Emerging Strategies for the Fabrication of Conductive Hydrogels from Conductive Polymers and Their Composites for Wearable Sensors, Energy Storage, and Biosensor Applications: Methods, Mechanisms, and Future Perspectives

Abstract This review presents advances in conductive polymers and their hybrid/composite‐based conductive hydrogels for the next generation of different application systems, revealing significant improvements in the fabrication process, sustainable progress, and applications. This review demonstrates how conductive polymers, conductive fillers, and crosslinkers can effectively achieve high conductivity, self‐healing, high mechanical properties, high sensitivity, and high electrochemical properties, with the lack of gaps remaining in the previous review concerning the stability of hydrogels.

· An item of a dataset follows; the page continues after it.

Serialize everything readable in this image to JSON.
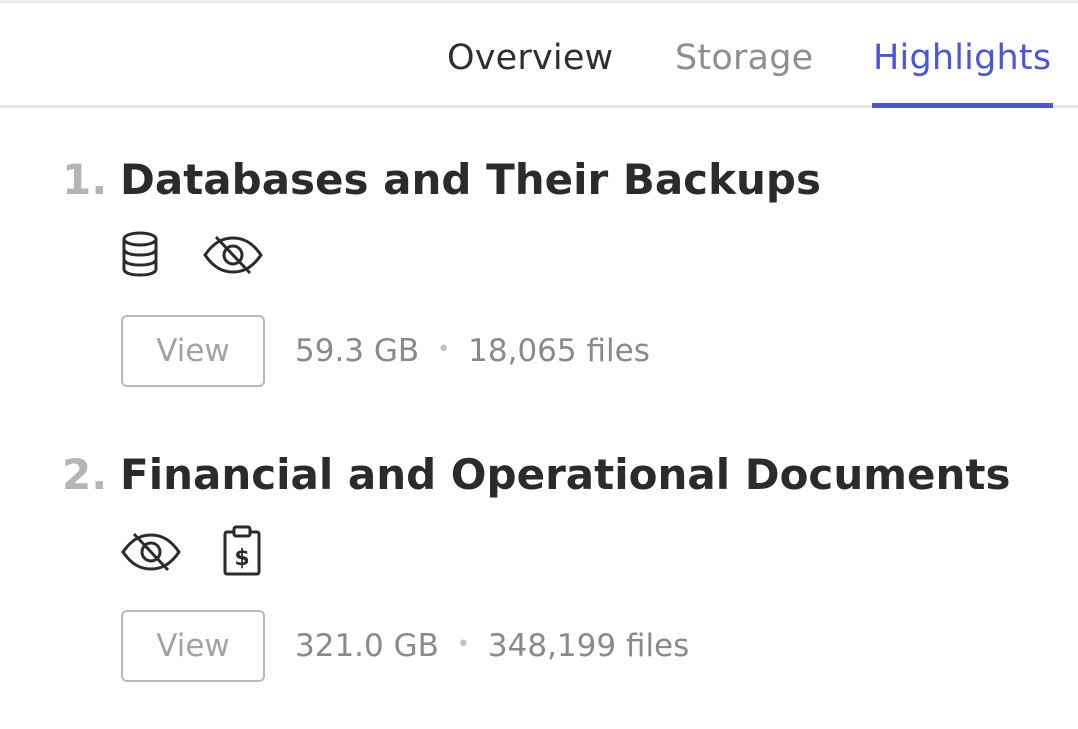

Initially, general information about conductive polymers and conductive hydrogels is introduced. This review subsequently discusses the fabrication process and previous studies on conductive polymer hydrogels and their electrical, mechanical, and self‐healing properties. The synthesis and fabrication methodology of conducting polymer hydrogels is highly successful in modifying the chemical and physical properties of the resulting electroactive material, hence creating new avenues for advancements in electronic applications. Furthermore, different types of conductive fillers and conductive polymers with their composites and hybrids are also discussed. Conductive hydrogel‐based applications such as wearable strain sensors, supercapacitors, and bioelectronic devices are also discussed. Finally, the review concludes by examining problems, opportunities, and future perspectives of advanced conductive polymers and their hydrogels in their applications, with the objective of delivering a thorough review of their present conditions and future possibilities in their applications.